Une aide-soignante prend un an de prison avec sursis pour des cas de maltraitances sur des personnes souffrant d'alzheimer dans un Ehpad
Résidents insultés, enfermés ou réveillés pour être changés sans ménagement, une aide-soignante d'un EHPAD de la Loire a été condamnée mardi un an de prison avec sursis pour maltraitance sur des pensionnaires souffrant d'Alzheimer. Le tribunal correctionnel de Roanne a suivi les réquisitions du parquet. Il a ainsi assorti sa condamnation d'une interdiction définitive d'exercer une activité en lien avec des personnes âgées.
Employée depuis 36 ans au sein de l'établissement d'hébergement pour personnes âgées dépendantes (Ehpad) de la Pacaudière, Brigitte BAYON, 55 ans, répondait de « violences habituelles sur personnes vulnérables n'ayant pas entraîné d'ITT ». Les « maltraitances physiques et verbales », les « humiliations » qui se seraient produites durant ses gardes de nuit, entre janvier 2011 et mars 2014, avaient été dénoncées par six collègues de cette déléguée CGT, très bien notée, à l'arrivée de la nouvelle directrice de l'Ehpad, en janvier 2014. Plusieurs d'entre elles avaient d'ailleurs demandé à changer de service car elles ne supportaient plus ses agissements et son côté « autoritaire ».
« Elle est effondrée par sa condamnation », a déclaré à l'AFP son avocat Me Frédéric DOYEZ. A l'audience le 30 septembre, sa cliente avait assuré n'avoir « jamais voulu punir » les pensionnaires. « C'était pour les protéger », avait-elle assuré, concédant avoir peut-être dérapé en raison de la « fatigue et de la charge de travail », étant « seule la nuit » avec une auxiliaire de santé pour s'occuper de 82 résidents.
Dans son réquisitoire, le substitut du procureur Jean-Christophe MICHARD avait requis douze mois avec sursis, ce 29 septembre à Roanne (Loire), évoquant les « témoignages constants et précis" des collègues de l'aide-soignante, estimant qu'on était « clairement sur la brutalité et la brusquerie ». Une enquête administrative avait été diligentée et le dossier transmis à l'Agence régionale de santé et au parquet de Saint-Étienne. Les familles de 26 pensionnaires avaient alors porté plainte, mais la plupart d'entre eux n'ont pu être entendus.

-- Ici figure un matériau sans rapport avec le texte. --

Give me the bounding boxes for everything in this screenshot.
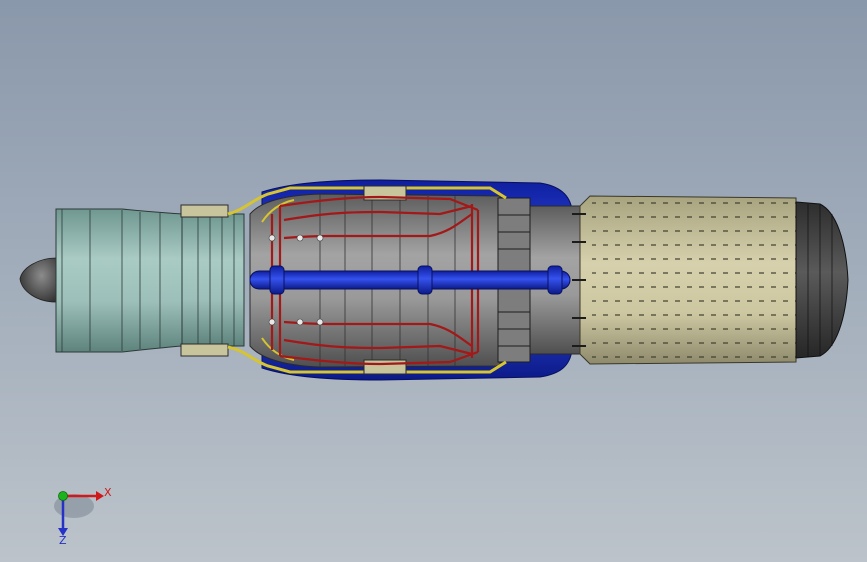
graphics-viewport[interactable]: X Z: [0, 0, 867, 562]
exhaust-nozzle: [572, 195, 797, 365]
y-axis-dot-icon: [58, 491, 68, 501]
z-axis-label: Z: [59, 534, 67, 546]
exhaust-cap: [795, 201, 849, 359]
intake-casing: [55, 208, 183, 353]
coordinate-triad: X Z: [54, 486, 112, 546]
x-axis-arrow-icon: [96, 491, 104, 501]
x-axis-label: X: [104, 486, 112, 499]
jet-engine-model[interactable]: [0, 0, 867, 562]
nose-cone: [19, 257, 57, 303]
compressor-casing: [180, 204, 245, 357]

Une femme qui en 2008, Brigitte Bayon avait déjà fait l'objet d'une enquête administrative à la suite d'une dénonciation de maltraitances de la part d'une collègue, mais l'ARS avait conclu à des accusations infondées dans un contexte de "jalousie non avouée des équipes de nuit".
Au cours de ce nouveau procès, l'avocat de Brigitte Bayon a dénoncé les "excès" de ses accusatrices pour la faire passer pour «une femme cruelle et sadique».
Un manque de cruel de personnelle...
«Le manque de personnel peut [évidemment] favoriser ces situations», avait commenté sur le plateau du Magazine de la santé Annie de Vivie, fondatrice du site AgeVillage.com. «Et ce qui va les favoriser d'autant plus est le manque de formation de ces salariés, qui sont visiblement complètement démunis par rapport aux comportements d'agitation, face aux refus de soins, face aux comportements dérangeants de patients».
Le manque d'encadrement, ainsi que le manque de vision de l'établissement sont également mis en cause par Annie de Vivie. «Si on s'indigne et si on est clair sur le « non-silence », logiquement, on doit pouvoir immédiatement repérer les situations de fragilité, d'incidents, et on doit immédiatement les signaler et les traiter. Si ce n'est pas fait, cela veut dire que l'on a un souci de vision dans la structure».
Un numero d'urgence....
Les familles appellent de plus en plus le 3977 (le numéro national qui centralise les demandes relatives à ces maltraitances sur personnes âgées ou handicapées). Annie de Vivie appelle à ce que ces établissements soient plus ouverts. "On a, en France, des établissements qui vont vers la labellisation, par le label Humanitude, parce que l'on peut prendre soin des personnes, 24h/24, dans de bonnes conditions."